The ensemble of trees trained with the original data:
```{r bag1, fig.width=6, fig.height=6, message=FALSE, warning=FALSE}
pp0 <- vapply(ts, FUN = predict, FUN.VALUE = matrix(0, 200 * 200, 3), newdata = dd, type = "prob")
pp <- apply(pp0, c(1, 2), mean)
```
And the ensemble of trees trained with the slightly modified data:
```{r bag010, fig.width=6, fig.height=6, message=FALSE, warning=FALSE}
pp02 <- vapply(ts2, FUN = predict, FUN.VALUE = matrix(0, 200 * 200, 3), newdata = dd, type = "prob")
pp2 <- apply(pp02, c(1, 2), mean)
```
The plots below show the estimated conditional probabilities for class "red"
in each point of the grid, with each of the two ensembles.

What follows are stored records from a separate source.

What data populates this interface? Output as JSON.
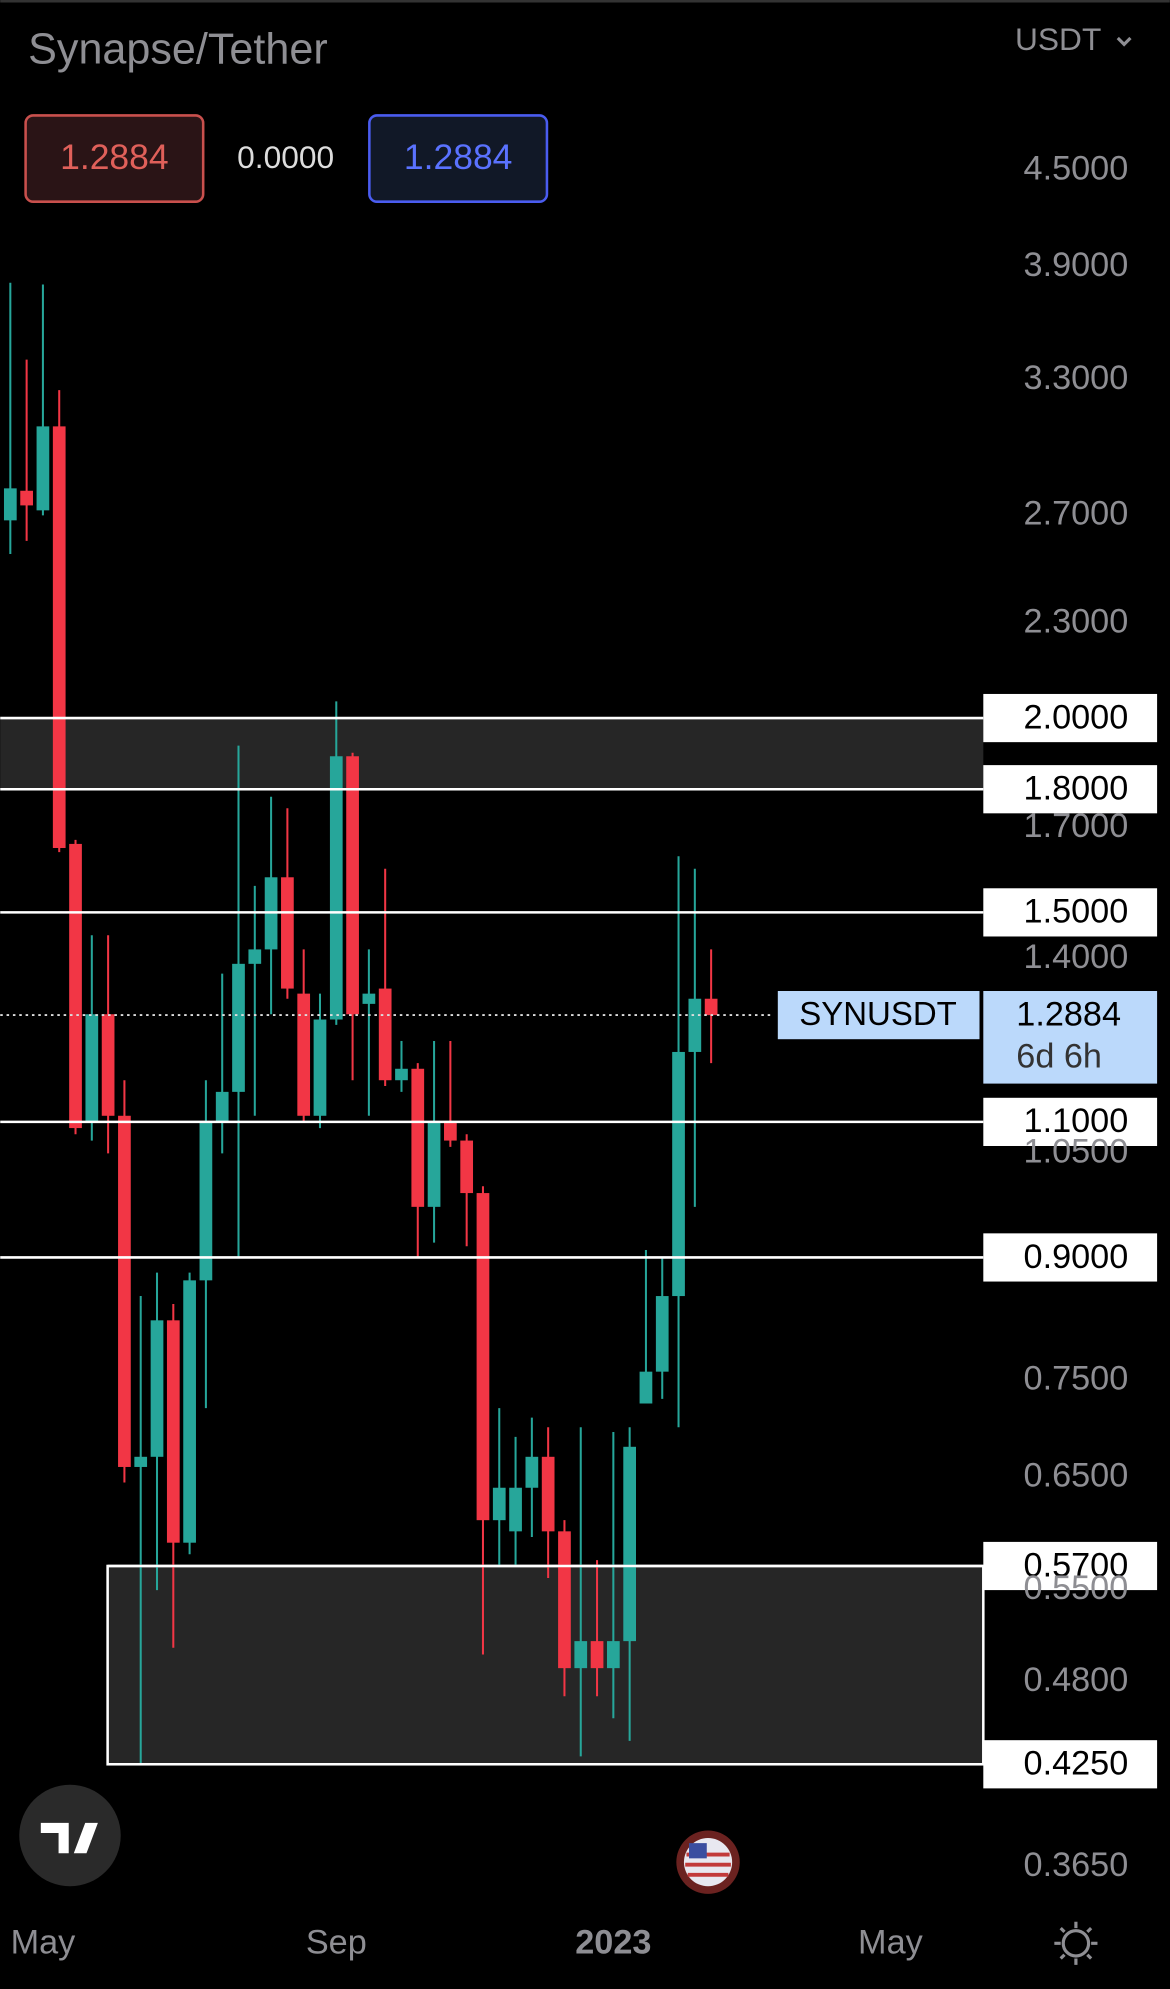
{
  "chart_data": {
    "type": "candlestick",
    "title": "Synapse/Tether",
    "currency": "USDT",
    "quote": {
      "bid": 1.2884,
      "change": {
        "value": 0,
        "label": "0.0000"
      },
      "ask": 1.2884
    },
    "log_scale": true,
    "grid": false,
    "up_color": "#26a69a",
    "down_color": "#f23645",
    "x": [
      0,
      1,
      2,
      3,
      4,
      5,
      6,
      7,
      8,
      9,
      10,
      11,
      12,
      13,
      14,
      15,
      16,
      17,
      18,
      19,
      20,
      21,
      22,
      23,
      24,
      25,
      26,
      27,
      28,
      29,
      30,
      31,
      32,
      33,
      34,
      35,
      36,
      37,
      38,
      39,
      40,
      41,
      42,
      43
    ],
    "open": [
      2.68,
      2.8,
      2.72,
      3.08,
      1.66,
      1.1,
      1.29,
      1.11,
      0.66,
      0.67,
      0.82,
      0.59,
      0.87,
      1.1,
      1.15,
      1.39,
      1.42,
      1.58,
      1.33,
      1.11,
      1.28,
      1.89,
      1.31,
      1.34,
      1.17,
      1.19,
      0.97,
      1.1,
      1.07,
      0.99,
      0.61,
      0.6,
      0.64,
      0.67,
      0.6,
      0.49,
      0.51,
      0.49,
      0.51,
      0.725,
      0.76,
      0.85,
      1.22,
      1.32
    ],
    "high": [
      3.81,
      3.4,
      3.8,
      3.25,
      1.67,
      1.45,
      1.45,
      1.17,
      0.85,
      0.88,
      0.84,
      0.88,
      1.17,
      1.37,
      1.92,
      1.56,
      1.78,
      1.75,
      1.42,
      1.33,
      2.05,
      1.9,
      1.42,
      1.6,
      1.24,
      1.2,
      1.24,
      1.24,
      1.08,
      1.0,
      0.72,
      0.69,
      0.71,
      0.7,
      0.61,
      0.7,
      0.575,
      0.695,
      0.7,
      0.91,
      0.9,
      1.63,
      1.6,
      1.42
    ],
    "low": [
      2.55,
      2.6,
      2.7,
      1.64,
      1.08,
      1.07,
      1.05,
      0.645,
      0.425,
      0.55,
      0.505,
      0.58,
      0.72,
      1.05,
      0.9,
      1.11,
      1.29,
      1.32,
      1.1,
      1.09,
      1.27,
      1.17,
      1.11,
      1.16,
      1.15,
      0.9,
      0.92,
      1.06,
      0.915,
      0.5,
      0.57,
      0.57,
      0.595,
      0.56,
      0.47,
      0.43,
      0.47,
      0.455,
      0.44,
      0.725,
      0.73,
      0.7,
      0.97,
      1.2
    ],
    "close": [
      2.81,
      2.74,
      3.08,
      1.65,
      1.09,
      1.29,
      1.11,
      0.66,
      0.67,
      0.82,
      0.59,
      0.87,
      1.1,
      1.15,
      1.39,
      1.42,
      1.58,
      1.34,
      1.11,
      1.28,
      1.89,
      1.29,
      1.33,
      1.17,
      1.19,
      0.97,
      1.1,
      1.07,
      0.99,
      0.61,
      0.64,
      0.64,
      0.67,
      0.6,
      0.49,
      0.51,
      0.49,
      0.51,
      0.68,
      0.76,
      0.85,
      1.22,
      1.32,
      1.2884
    ],
    "xlim": [
      -0.62,
      59.7
    ],
    "xticks": [
      {
        "value": 2,
        "label": "May"
      },
      {
        "value": 20,
        "label": "Sep"
      },
      {
        "value": 37,
        "label": "2023"
      },
      {
        "value": 54,
        "label": "May"
      }
    ],
    "ylim": [
      0.343,
      5.79
    ],
    "yticks": [
      {
        "value": 4.5,
        "label": "4.5000"
      },
      {
        "value": 3.9,
        "label": "3.9000"
      },
      {
        "value": 3.3,
        "label": "3.3000"
      },
      {
        "value": 2.7,
        "label": "2.7000"
      },
      {
        "value": 2.3,
        "label": "2.3000"
      },
      {
        "value": 1.7,
        "label": "1.7000"
      },
      {
        "value": 1.4,
        "label": "1.4000"
      },
      {
        "value": 1.05,
        "label": "1.0500"
      },
      {
        "value": 0.75,
        "label": "0.7500"
      },
      {
        "value": 0.65,
        "label": "0.6500"
      },
      {
        "value": 0.55,
        "label": "0.5500"
      },
      {
        "value": 0.48,
        "label": "0.4800"
      },
      {
        "value": 0.365,
        "label": "0.3650"
      }
    ],
    "levels": [
      {
        "value": 2,
        "label": "2.0000"
      },
      {
        "value": 1.8,
        "label": "1.8000"
      },
      {
        "value": 1.5,
        "label": "1.5000"
      },
      {
        "value": 1.1,
        "label": "1.1000"
      },
      {
        "value": 0.9,
        "label": "0.9000"
      },
      {
        "value": 0.57,
        "label": "0.5700"
      },
      {
        "value": 0.425,
        "label": "0.4250"
      }
    ],
    "zones": [
      {
        "low": 1.8,
        "high": 2
      },
      {
        "low": 0.425,
        "high": 0.57,
        "x_start": 5.97
      }
    ],
    "last": {
      "symbol": "SYNUSDT",
      "value": 1.2884,
      "countdown": "6d 6h"
    }
  }
}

Note
how similar they are (and contrast this with the results obtained before
without bagging):
```{r bag1.plot}
filled.contour(aa, bb, matrix(pp[, 3], 200, 200),
col = terrain.colors(20), xlab = "GPA", ylab = "GMAT",
plot.axes = {
axis(1)
axis(2)
},
panel.last = {
points(mm[, -3], pch = 19, cex = 1.5, col = c("red", "blue", "green")[mm[, 3]])
}
)
filled.contour(aa, bb, matrix(pp2[, 3], 200, 200),
col = terrain.colors(20), xlab = "GPA", ylab = "GMAT",
plot.axes = {
axis(1)
axis(2)
},
panel.last = {
points(mm2[, -3], pch = 19, cex = 1.5, col = c("red", "blue", "green")[mm2[, 3]])
points(mm[c(1, 7), -3], pch = "O", cex = 1.2, col = c("red", "blue", "green")[mm[c(1, 7), 3]])
}
)
```
You are strongly encouraged to obtain the corresponding plots comparing
the estimated conditional probabilities with both ensembles
for each of the other 2 classes ("blue" and "green").